What is Wilson’s disease?
Wilson’s disease is a rare, inherited metabolic disorder involving dysfunction in copper metabolism that leads to copper accumulation in vital organs such as the brain and the liver. The disorder occurs more commonly in males and is seen during adolescence. The disease was first described by British neurologist Dr Samuel Alexander Kinnier Wilson, hence, the name.
What are its main associated signs and symptoms?
The main signs and symptoms of Wilson’s disease include:
- Impaired neurocognitive functions
- Jaundice
- Abdominal pain and swelling
- Nausea
- Vomiting blood
- Depression
- Anxiety
- Mood swings
- Difficulty in speaking
- Tremors
- Body stiffness
- Problems with balancing
- Rusty brown rings around the iris, Kayser-Fleischer
- Portal hypertension- high blood pressure in the portal venous system that connects the liver and the spleen
- Cirrhosis
- Spider naevi (small distended blood vessels, usually on the chest and the abdomen)
- Severe acute liver failure
- Ammonia in the bloodstream
- Hepatic encephalopathy (confusion, coma, seizures and finally life-threatening swelling of the brain due to liver disease)
- Seizures
What are the main causes?
Wilson’s disease is caused due to mutations in Wilson’s disease protein (ATP7B). An abnormal copy of genes with mutation is present in at least one parental gene, who are carriers. Only if both the parents inherit this recessive gene, the child will have Wilson’s disease.
Copper is required by the body, as it is an important cofactor for various metabolic processes. The copper binding protein (ATP7B) is essential for binding of copper in the liver and removal of excess copper through bile. However, in patients with Wilson’s disease, there is impairment of the Wilson’s disease protein due to genetic mutations, which causes accumulation of copper and oxidative damage of the liver cells and tissues. Precipitation of copper is also seen in the brain, thereby affecting neurocognitive functions.
How is it diagnosed and treated?
The diagnosis of Wilson’s disease includes:
- Biochemical tests: Liver function tests, estimation of serum copper, serum ceruloplasmin and 24-hr urinary copper, renal function tests, and haematological (blood) investigations.

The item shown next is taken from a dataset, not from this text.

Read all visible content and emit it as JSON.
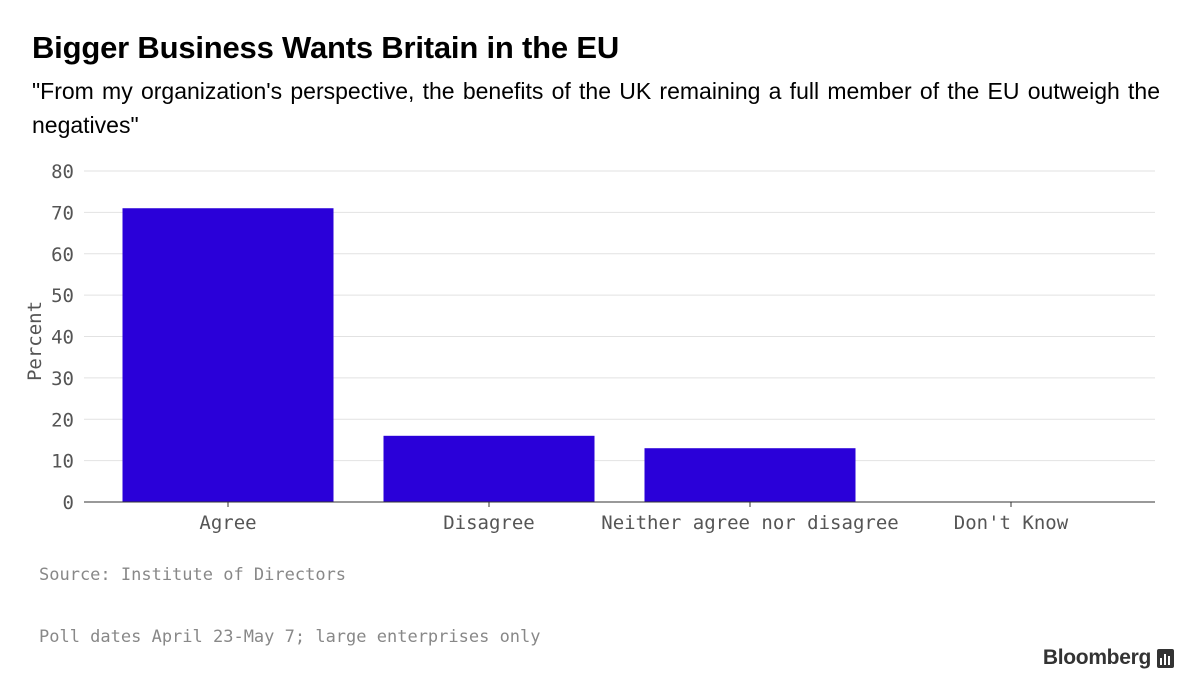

- Ophthalmological evaluation: Slit lamp evaluation for Kayser-Fleischer (KF) ring.
- Neurophysiological evaluation.
- X-ray: To evaluate skeletal abnormalities
- Computed tomography (CT scan of brain)
- Magnetic resonance imaging (MRI) of brain
- Genetic testing
Treatment of Wilson’s disease aims to prevent excess accumulation of copper, either by decreasing its intestinal absorption or increasing its urinary excretion. Treatment with D penicillamine, mobilizes copper and forms copper–penicillamine complexes that are excreted in the urine. Using a copper chelator helps to bind excess copper. Zinc increases levels of intestinal cell metallothionein, a protein with strong affinity for binding copper in the intestine and decreasing its intestinal absorption. Tetrathiomolybdate complexes copper in the intestinal lumen preventing its absorption. It complexes copper with albumin in the blood and makes the copper unavailable for cellular uptake. The ultimate treatment option for patients with Wilson’s disease is liver transplantation.